Implementation:LLMBook zh LLMBook zh github io Build Alibi Tensor
| Knowledge Sources | |
|---|---|
| Domains | Deep_Learning, Model_Architecture |
| Last Updated | 2026-02-08 04:29 GMT |
Overview
Concrete tool for constructing ALiBi attention bias tensors provided as a standalone function.
Description
The build_alibi_tensor function constructs the linear bias tensor used in Attention with Linear Biases (ALiBi). It computes geometric slope values for each attention head, handles the case where the number of heads is not a power of 2, and produces the position-dependent bias matrix. The output tensor has shape `(batch * num_heads, 1, seq_length)` and is added directly to the attention scores before softmax. Closer tokens receive smaller (less negative) bias values, naturally encouraging local attention.
Usage
Import this function when implementing ALiBi-style attention in Transformer models.
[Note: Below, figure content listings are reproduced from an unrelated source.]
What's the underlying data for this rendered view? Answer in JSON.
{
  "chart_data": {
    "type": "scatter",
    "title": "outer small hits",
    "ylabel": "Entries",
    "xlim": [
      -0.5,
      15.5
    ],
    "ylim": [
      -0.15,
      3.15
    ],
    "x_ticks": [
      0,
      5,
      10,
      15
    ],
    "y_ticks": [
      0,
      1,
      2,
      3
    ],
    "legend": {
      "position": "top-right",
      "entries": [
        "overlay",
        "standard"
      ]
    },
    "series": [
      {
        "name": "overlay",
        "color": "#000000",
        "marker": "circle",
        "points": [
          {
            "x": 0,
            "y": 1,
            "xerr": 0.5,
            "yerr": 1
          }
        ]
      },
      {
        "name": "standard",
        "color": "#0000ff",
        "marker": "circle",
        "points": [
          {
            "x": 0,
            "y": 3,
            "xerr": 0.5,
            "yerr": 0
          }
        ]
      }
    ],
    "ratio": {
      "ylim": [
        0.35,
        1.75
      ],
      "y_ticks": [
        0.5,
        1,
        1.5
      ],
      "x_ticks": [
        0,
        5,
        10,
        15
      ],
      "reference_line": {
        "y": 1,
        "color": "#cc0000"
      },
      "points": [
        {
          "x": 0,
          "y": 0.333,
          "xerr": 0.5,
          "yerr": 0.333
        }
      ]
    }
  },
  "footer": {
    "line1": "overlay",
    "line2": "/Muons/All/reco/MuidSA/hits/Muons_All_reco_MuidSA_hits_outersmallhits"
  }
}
It is called once per forward pass (or cached) to produce the bias tensor that is added to the raw attention scores.
Code Reference
Source Location
- Repository: LLMBook-zh
- File: code/5.3 ALiBi.py
- Lines: 1-24
Signature
def build_alibi_tensor(
attention_mask: torch.Tensor,
num_heads: int,
dtype: torch.dtype
) -> torch.Tensor:
"""
Builds the ALiBi attention bias tensor.
Args:
attention_mask: Binary mask of shape (batch_size, seq_length).
num_heads: Number of attention heads.
dtype: Target dtype for the output tensor.
Returns:
ALiBi bias tensor of shape (batch_size * num_heads, 1, seq_length).
"""
Import
import torch
import math
# Function defined locally in code/5.3 ALiBi.py
I/O Contract
Inputs
| Name | Type | Required | Description |
|---|---|---|---|
| attention_mask | torch.Tensor | Yes | Binary mask (batch_size, seq_length) |
| num_heads | int | Yes | Number of attention heads |
| dtype | torch.dtype | Yes | Target dtype for output tensor |
Outputs
| Name | Type | Description |
|---|---|---|
| alibi | torch.Tensor | Bias tensor of shape (batch_size * num_heads, 1, seq_length) |
Usage Examples
import torch
batch_size, seq_length, num_heads = 2, 128, 32
# Create attention mask (all ones = no masking)
attention_mask = torch.ones(batch_size, seq_length, dtype=torch.long)
# Build ALiBi tensor
alibi = build_alibi_tensor(attention_mask, num_heads, dtype=torch.float32)
# alibi.shape == (64, 1, 128) # batch*heads, 1, seq_len
# Add to attention scores
# attention_scores = attention_scores + alibi